Emsal Mahkeme Kararı İstanbul 3. Asliye Ticaret Mahkemesi 2014/738 E. 2019/405 K. 15.05.2019 T.

Görüntülediğiniz mahkeme kararı henüz kesinleşmemiştir. Yararlı olması amacıyla eklenmiştir.

T.C.
İSTANBUL
3. ASLİYE TİCARET MAHKEMESİ

ESAS NO : 2014/738 Esas
KARAR NO : 2019/405

DAVA : Tazminat
DAVA TARİHİ : 17/09/2014
KARAR TARİHİ : 15/05/2019

Mahkememizde görülmekte olan Tazminat davasının yapılan açık yargılaması sonucunda:
GEREĞİ DÜŞÜNÜLDÜ:
DAVA: Asıl davada davacı vekili dava dilekçesinde özetle; … adresinde faaliyet gösteren …Tic.
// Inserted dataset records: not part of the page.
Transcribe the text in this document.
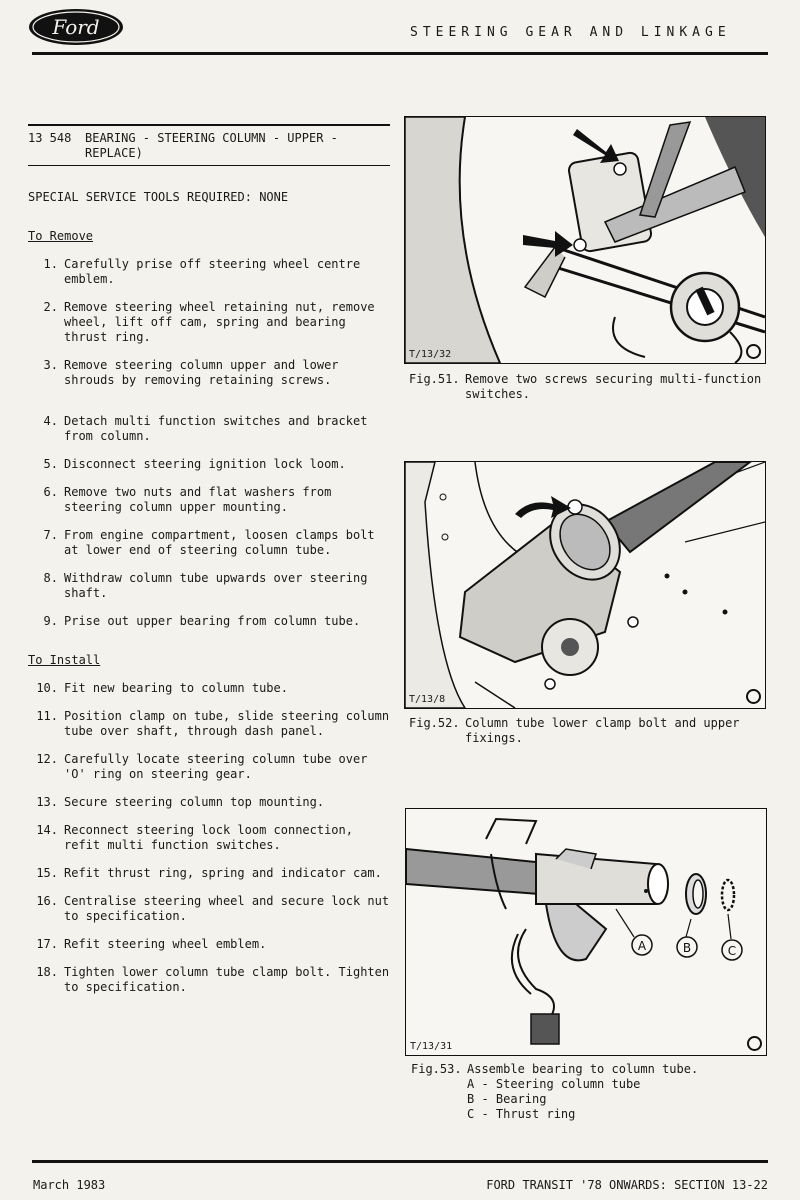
Ford	STEERING GEAR AND LINKAGE
13 548	BEARING - STEERING COLUMN - UPPER - REPLACE)
SPECIAL SERVICE TOOLS REQUIRED: NONE
To Remove
1. Carefully prise off steering wheel centre emblem.
2. Remove steering wheel retaining nut, remove wheel, lift off cam, spring and bearing thrust ring.
3. Remove steering column upper and lower shrouds by removing retaining screws.
4. Detach multi function switches and bracket from column.
5. Disconnect steering ignition lock loom.
6. Remove two nuts and flat washers from steering column upper mounting.
7. From engine compartment, loosen clamps bolt at lower end of steering column tube.
8. Withdraw column tube upwards over steering shaft.
9. Prise out upper bearing from column tube.
To Install
10. Fit new bearing to column tube.
11. Position clamp on tube, slide steering column tube over shaft, through dash panel.
12. Carefully locate steering column tube over 'O' ring on steering gear.
13. Secure steering column top mounting.
14. Reconnect steering lock loom connection, refit multi function switches.
15. Refit thrust ring, spring and indicator cam.
16. Centralise steering wheel and secure lock nut to specification.
17. Refit steering wheel emblem.
18. Tighten lower column tube clamp bolt. Tighten to specification.
T/13/32
Fig.51. Remove two screws securing multi-function switches.
T/13/8
Fig.52. Column tube lower clamp bolt and upper fixings.
A	B	C
T/13/31
Fig.53. Assemble bearing to column tube.
A - Steering column tube
B - Bearing
C - Thrust ring
March 1983	FORD TRANSIT '78 ONWARDS: SECTION 13-22
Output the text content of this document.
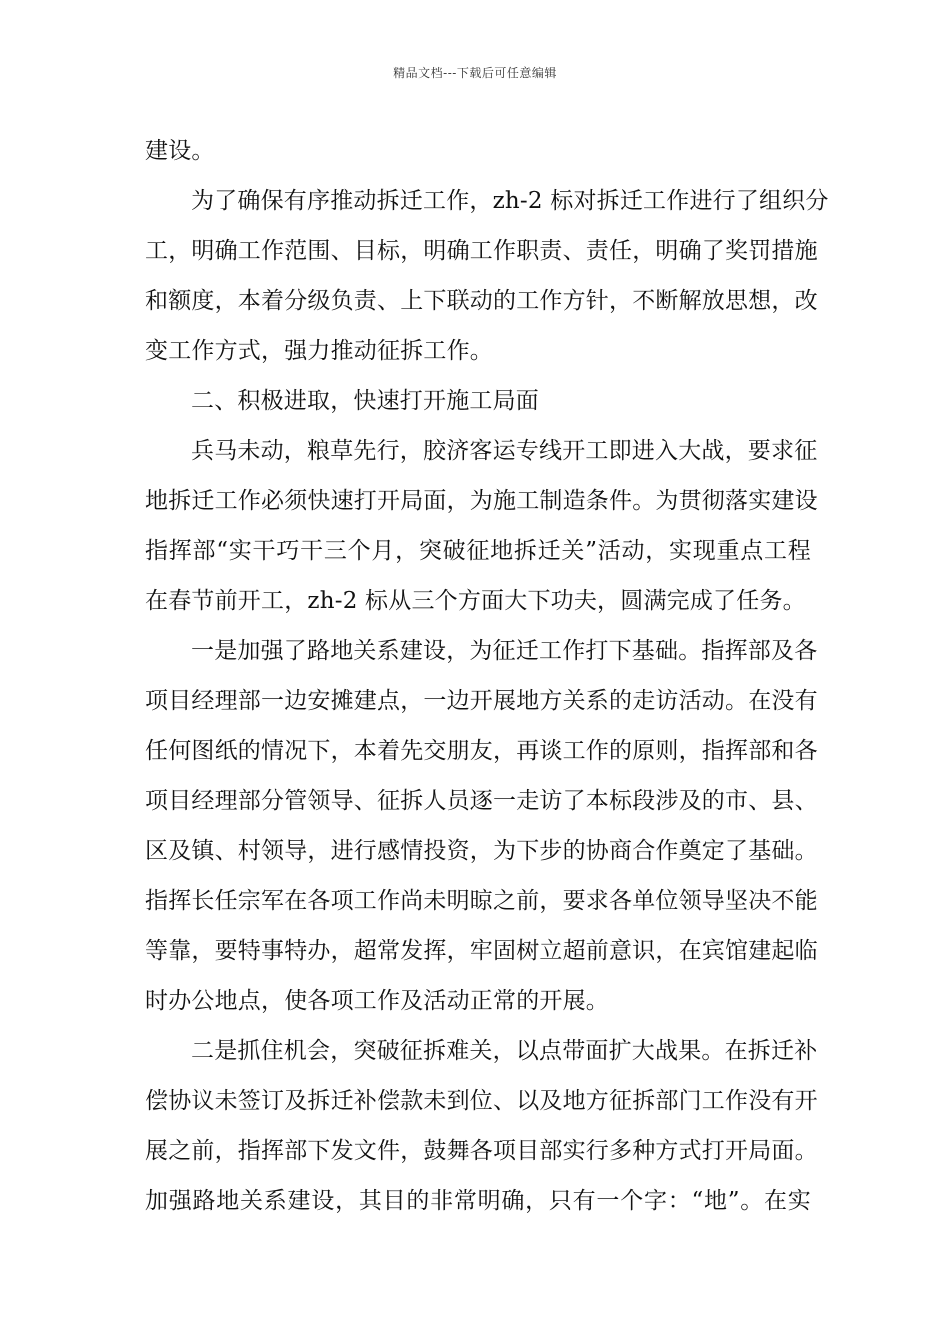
精品文档---下载后可任意编辑
建设。
为了确保有序推动拆迁工作，zh-2 标对拆迁工作进行了组织分
工，明确工作范围、目标，明确工作职责、责任，明确了奖罚措施
和额度，本着分级负责、上下联动的工作方针，不断解放思想，改
变工作方式，强力推动征拆工作。
二、积极进取，快速打开施工局面
兵马未动，粮草先行，胶济客运专线开工即进入大战，要求征
地拆迁工作必须快速打开局面，为施工制造条件。为贯彻落实建设
指挥部“实干巧干三个月，突破征地拆迁关”活动，实现重点工程
在春节前开工，zh-2 标从三个方面大下功夫，圆满完成了任务。
一是加强了路地关系建设，为征迁工作打下基础。指挥部及各
项目经理部一边安摊建点，一边开展地方关系的走访活动。在没有
任何图纸的情况下，本着先交朋友，再谈工作的原则，指挥部和各
项目经理部分管领导、征拆人员逐一走访了本标段涉及的市、县、
区及镇、村领导，进行感情投资，为下步的协商合作奠定了基础。
指挥长任宗军在各项工作尚未明晾之前，要求各单位领导坚决不能
等靠，要特事特办，超常发挥，牢固树立超前意识，在宾馆建起临
时办公地点，使各项工作及活动正常的开展。
二是抓住机会，突破征拆难关，以点带面扩大战果。在拆迁补
偿协议未签订及拆迁补偿款未到位、以及地方征拆部门工作没有开
展之前，指挥部下发文件，鼓舞各项目部实行多种方式打开局面。
加强路地关系建设，其目的非常明确，只有一个字：“地”。在实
A.Ş.’nin müvekkil şirket tarafından … nolu poliçe ile sigortalandığını, 08/06/2010 tarihinde meydana gelen aşırı yağışlar nedeni ile … Caddesi yolu üzerinde bulunan logar kapağından suyun taşması sonucu maddi hasar meydana geldiğini, müvekkil şirket tarafından yaptırılan ekspertiz incelemesi neticesinde “bir logardan (bütünsel değil noktasal) su taşmasının oluşması nedeni ile, bu taşmanın atık su gider hattında yeterli çapta yapılmamış yada artan ihtiyacı karşılamayacak kapasitede olmasından kaynaklanmış olabileceği” şeklinde beyanda bulunulduğu, sigortalı işyerinde su basmasından dolayı 117.600,00 TL hasar meydana geldiğini ve müvekkil şirketçe 21/01/2011 tarihinde hasar tazminatının sigortalıya ödenerek haklarına halef olunduğunu, 07/03/2011 tarihinde …’ye rücu yazısı yazılmış olup, davalı …’nin rücu yazısını 16/03/2011 tarihinde tebliğ aldığını, … tarafından müvekkili şirkete gönderilen 12/04/2011 tarihli cevabi yazıda, “… Çalışma 07/09/2007 tarihinde idaremiz tarafından ihalesi yapılmış olan “… Şube Müdürlüğü Mesuliyet Sahası İçerisinde Su ve Kanal Yapım, Bakım ve Rehabilitasyon İşi Kapsamında” 27/12/2007 tarih ve 2007/794 sayılı Yönetim Kurulu Kararı ile … Ltd. Ve …Tic. Şti. İş ortaklığı + RMS Unternahmasgruppe Richard Mayer Konsorsiyumu tarafından yapılmıştır, yüklenici firma ile kurumları arasındaki sözleşmenin 8. maddesi gereği “diğer alt yapı kuruluşlarına ve 3. şahıslara verilen her türlü zarar ve ziyandan yüklenici firma sorumlu olup konu ile ilgili olarak …” cevabının verildiğini, … Belediyesi’nin de “bölgemizdeki kanalizasyon tesisi ve tesisatları … genel müdürlüğü görev alanında kalmaktadır. Dolayısı ile hasar bedelinin ilgili kuruluştan talep edilmesi…” şeklinde cevap vererek müvekkil şirketin talebini redettiğini, TTK’nın 1301. maddesi gereğince, halefiyet yetkisine haiz sigorta bedelini ödeyen müvekkili şirketin dahili su hasarı nedeni ile meydana gelen zarar sebebi ile davalılardan asli kusur nedeni ile tahsili gereken 117.600,00 TL’nin ödenmesi için davalılara müracaat ettiğini ancak bir sonuç alamadığını beyanla tahsilde tekerrür olmamak kaydı ile fazlaya dair her türlü talep ve dava hakları saklı kalmak kaydı ile 117.600,00 TL tazminatın 21/01/2011 tarihinden itibaren işleyecek avans faizi ile davalılardan tahsiline, yargılama gideri ve vekalet ücretinin davalılara yükletilmesine karar verilmesini talep ve dava etmiştir.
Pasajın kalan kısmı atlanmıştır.